Penetration testing involves testers attempting to work around the security protections in a given application and exploit them. Pen testing stretches the product and exposes it to testing scenarios that automated tools cannot replicate. Pen testing is resource-intensive, so it's usually not performed for every release.
The final phase: Release/response
Release occurs when all the security activities are confirmed against the final build and the software is sent to customers (or made available for download). Response is the interface for external customers and security researchers to report security problems in products.

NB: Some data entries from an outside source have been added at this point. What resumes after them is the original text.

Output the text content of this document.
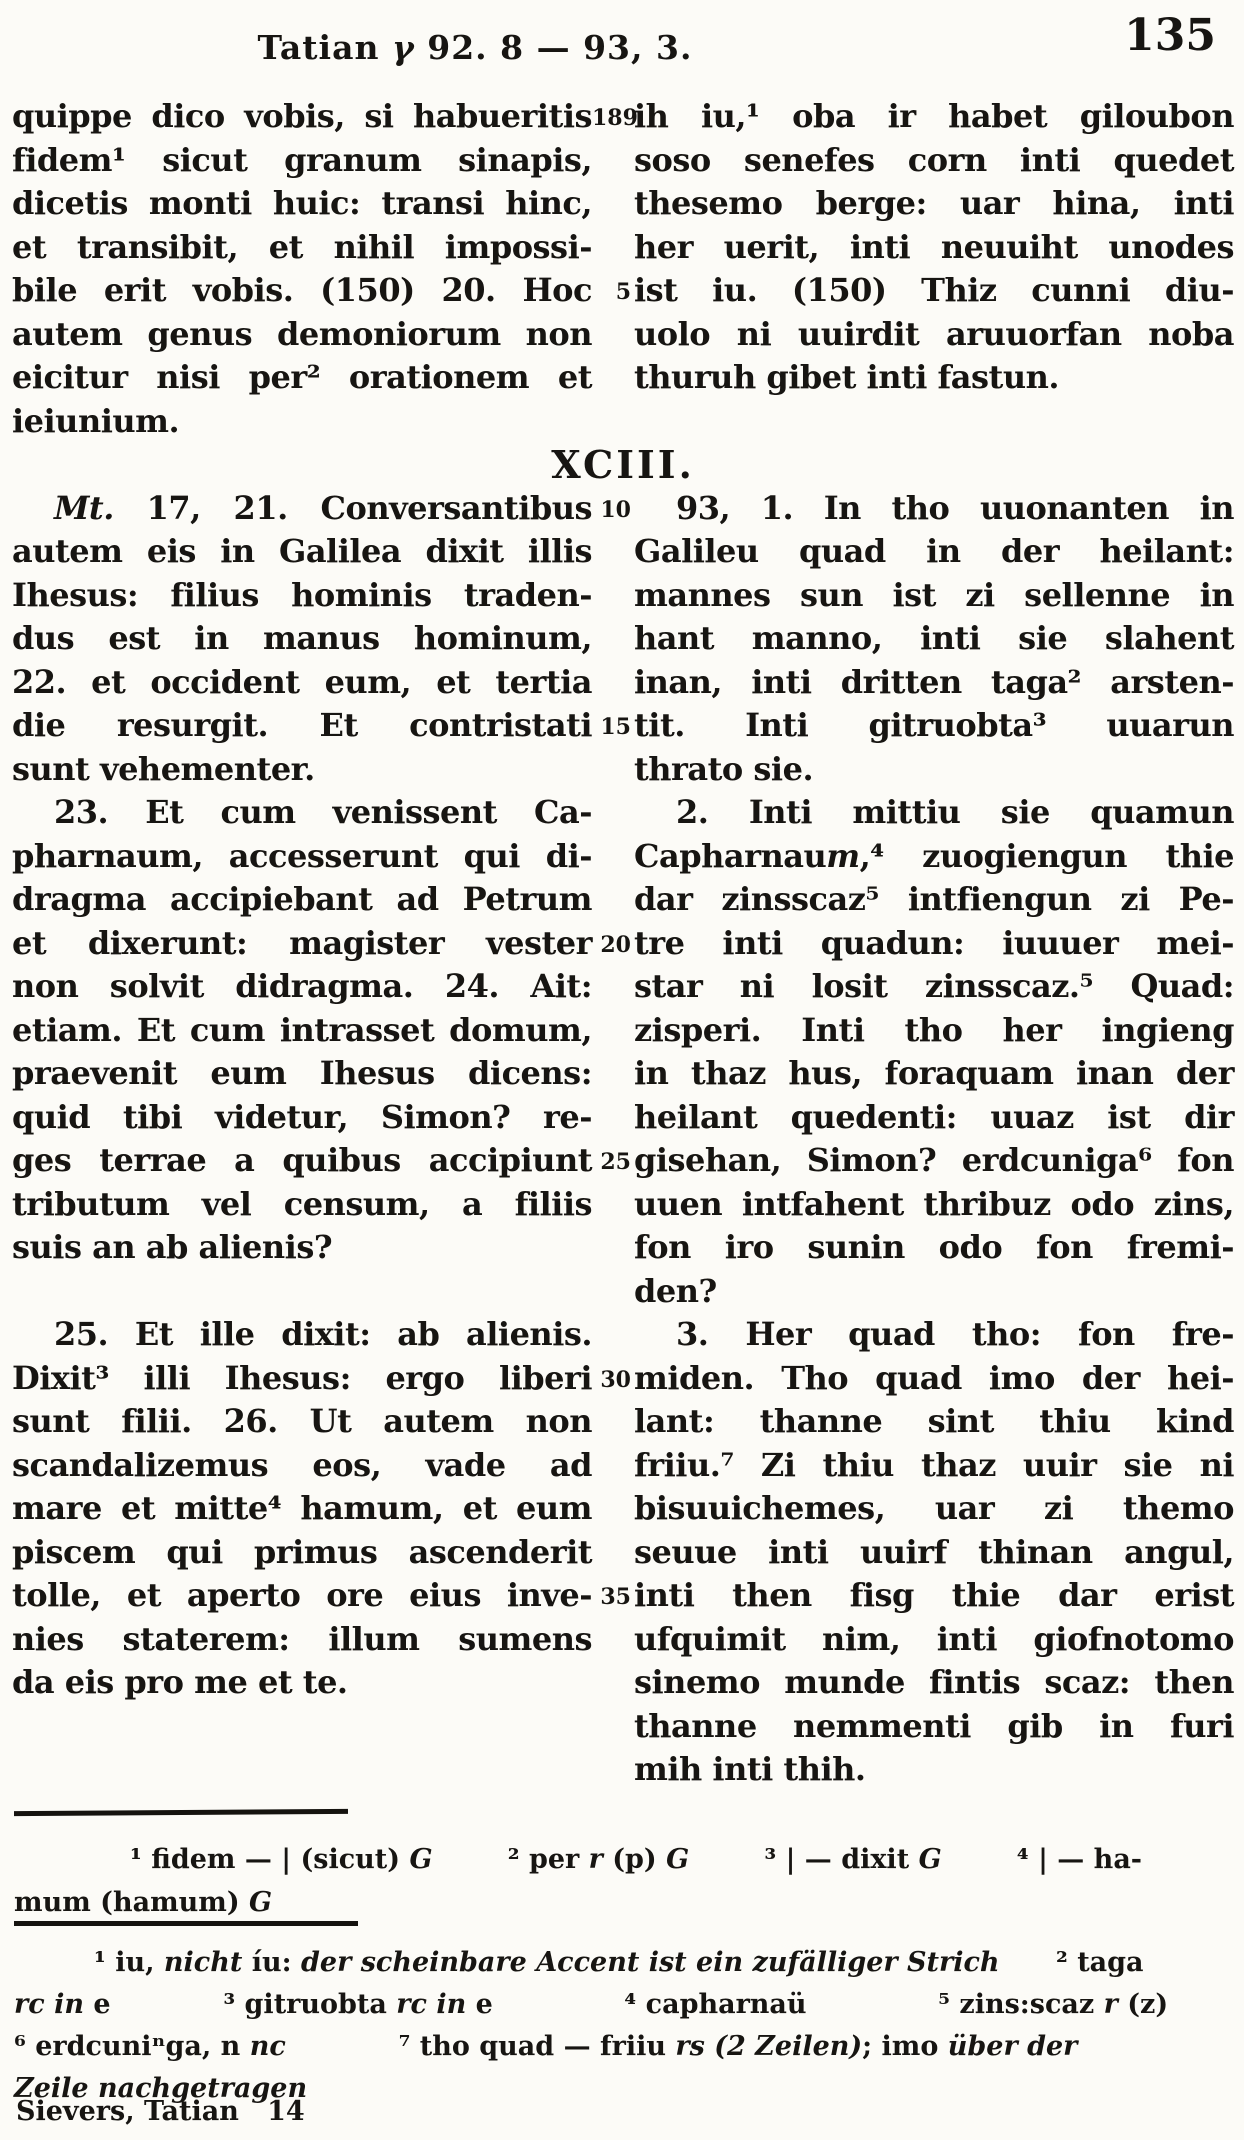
Tatian γ 92. 8 — 93, 3.	135
quippe dico vobis, si habueritis 189
ih iu,¹ oba ir habet giloubon
fidem¹ sicut granum sinapis, soso senefes corn inti quedet
dicetis monti huic: transi hinc, thesemo berge: uar hina, inti
et transibit, et nihil impossi- her uerit, inti neuuiht unodes
bile erit vobis. (150) 20. Hoc	5 ist iu. (150) Thiz cunni diu-
autem genus demoniorum non uolo ni uuirdit aruuorfan noba
eicitur nisi per² orationem et thuruh gibet inti fastun.
ieiunium.
XCIII.
Mt. 17, 21. Conversantibus 10	93, 1. In tho uuonanten in
autem eis in Galilea dixit illis Galileu quad in der heilant:
Ihesus: filius hominis traden- mannes sun ist zi sellenne in
dus est in manus hominum, hant manno, inti sie slahent
22. et occident eum, et tertia inan, inti dritten taga² arsten-
die resurgit. Et contristati 15 tit. Inti gitruobta³ uuarun
sunt vehementer.	thrato sie.
23. Et cum venissent Ca-	2. Inti mittiu sie quamun
pharnaum, accesserunt qui di- Capharnaum,⁴ zuogiengun thie
dragma accipiebant ad Petrum dar zinsscaz⁵ intfiengun zi Pe-
et dixerunt: magister vester 20 tre inti quadun: iuuuer mei-
non solvit didragma. 24. Ait: star ni losit zinsscaz.⁵ Quad:
etiam. Et cum intrasset domum, zisperi. Inti tho her ingieng
praevenit eum Ihesus dicens: in thaz hus, foraquam inan der
quid tibi videtur, Simon? re- heilant quedenti: uuaz ist dir
ges terrae a quibus accipiunt 25 gisehan, Simon? erdcuniga⁶ fon
tributum vel censum, a filiis uuen intfahent thribuz odo zins,
suis an ab alienis?	fon iro sunin odo fon fremi-
den?
25. Et ille dixit: ab alienis.	3. Her quad tho: fon fre-
Dixit³ illi Ihesus: ergo liberi 30 miden. Tho quad imo der hei-
sunt filii. 26. Ut autem non lant: thanne sint thiu kind
scandalizemus eos, vade ad friiu.⁷ Zi thiu thaz uuir sie ni
mare et mitte⁴ hamum, et eum bisuuichemes, uar zi themo
piscem qui primus ascenderit seuue inti uuirf thinan angul,
tolle, et aperto ore eius inve- 35 inti then fisg thie dar erist
nies staterem: illum sumens ufquimit nim, inti giofnotomo
da eis pro me et te.	sinemo munde fintis scaz: then
thanne nemmenti gib in furi
mih inti thih.
¹ fidem — | (sicut) G        ² per r (p) G        ³ | — dixit G        ⁴ | — ha-
mum (hamum) G
¹ iu, nicht íu: der scheinbare Accent ist ein zufälliger Strich      ² taga
rc in e            ³ gitruobta rc in e              ⁴ capharnaü              ⁵ zins:scaz r (z)
⁶ erdcuniⁿga, n nc            ⁷ tho quad — friiu rs (2 Zeilen); imo über der
Zeile nachgetragen
Sievers, Tatian   14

Part of the response should include a product security-incident response team that focuses on triaging and communicating product vulnerabilities, both individual bugs and those that will require industry-wide collaboration (e.g., Heartbleed, Bashbug, etc.).
Other security activities are also crucial for the success of an SDL. These include security champions, bug bounties, and education and training.
Think differently, think secure
The Secure Development Lifecycle is a different way to build products; it places security front and center during the product or application development process.
From requirements to design, coding to test, the SDL strives to build security into a product or application at every step in the development process. A modern application company cannot survive without getting serious about security, and the way to get serious is to integrate an SDL into your everyday work.